Roger Gray, Member of the Board, EAAR; Vice President, Quality and Regulatory, Donawa Lifescience Consulting, Italy
One of the foundations of the European approach to medical device regulation is the establishment of certain ‘Essential Requirements’ (ERs) to which manufacturers must demonstrate compliance before a device can be CE marked and placed on the European market. The current medical device directives, AIMDD (90/385/EC), MDD (93/42/EEC) and IVDD (98/79/EC) all include ERs relevant to the device type concerned, but now these directives are being replaced by the Medical Devices Regulation (MDR, (EU) 2017/745) and the In Vitro Diagnostic Device Regulation (IVDR, (EU) 2017/746).
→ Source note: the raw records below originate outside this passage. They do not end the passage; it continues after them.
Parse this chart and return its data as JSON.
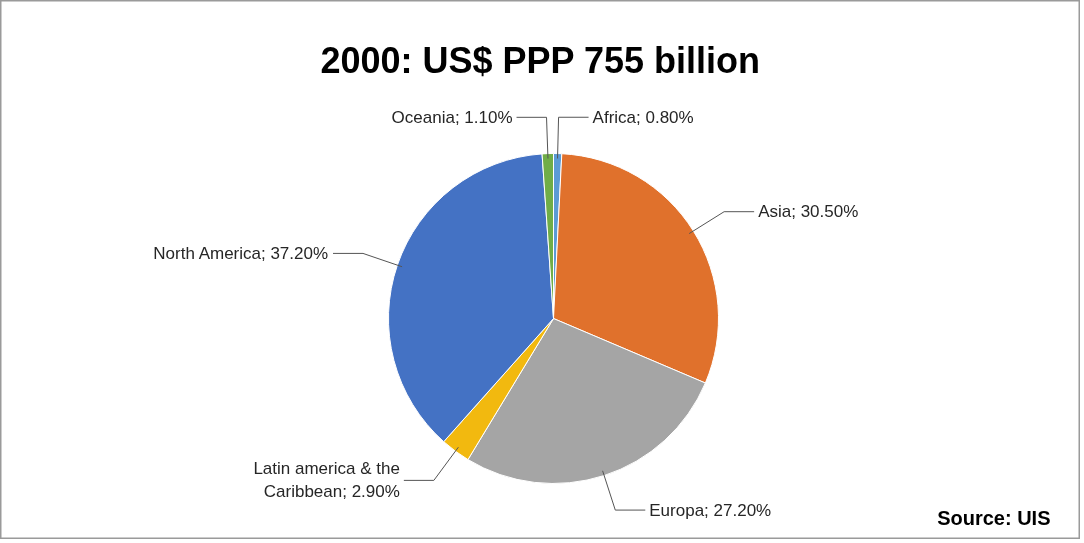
{
  "chart_data": {
    "type": "pie",
    "title": "2000: US$ PPP 755 billion",
    "categories": [
      "Africa",
      "Asia",
      "Europa",
      "Latin america & the Caribbean",
      "North America",
      "Oceania"
    ],
    "values": [
      0.8,
      30.5,
      27.2,
      2.9,
      37.2,
      1.1
    ],
    "value_labels": [
      "0.80%",
      "30.50%",
      "27.20%",
      "2.90%",
      "37.20%",
      "1.10%"
    ],
    "colors": [
      "#5b9bd5",
      "#e0712c",
      "#a5a5a5",
      "#f2b90f",
      "#4472c4",
      "#70ad47"
    ],
    "annotations": [
      "Source: UIS"
    ]
  }
}
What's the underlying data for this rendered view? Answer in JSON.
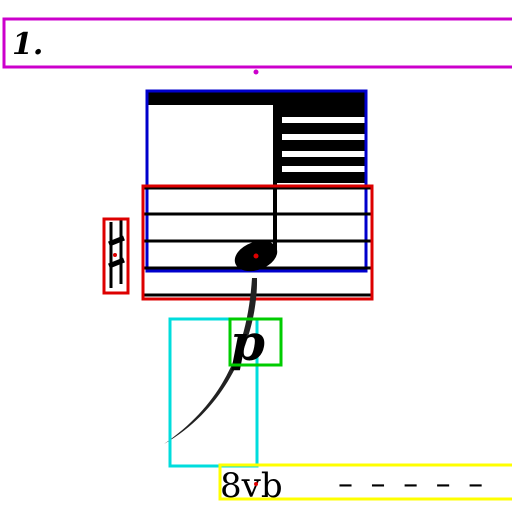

Both of these impose significantly increased regulatory control on device manufacturers, with greatly expanded texts over their predecessor directives.
It is no surprise, therefore, that the ERs have grown in size, and also acquired a new name: ‘General Safety and Performance Requirements’ (GSPRs). The MDR and IVDR GSPRs are almost twice as long as the MDD and IVDR ERs respectively, with an expansion from 13 to 23 sections in the MDR, and 8 to 20 sections in the IVDR.
So what has changed? This session will explore the major additions and revisions from the ERs to the GSPRs, concentrating on the MDR, with emphasis on the impact of the changes for device verification and validation. These changes will need to be carefully considered by manufacturers when transitioning legacy devices to the new regulations, as well as when introducing new devices.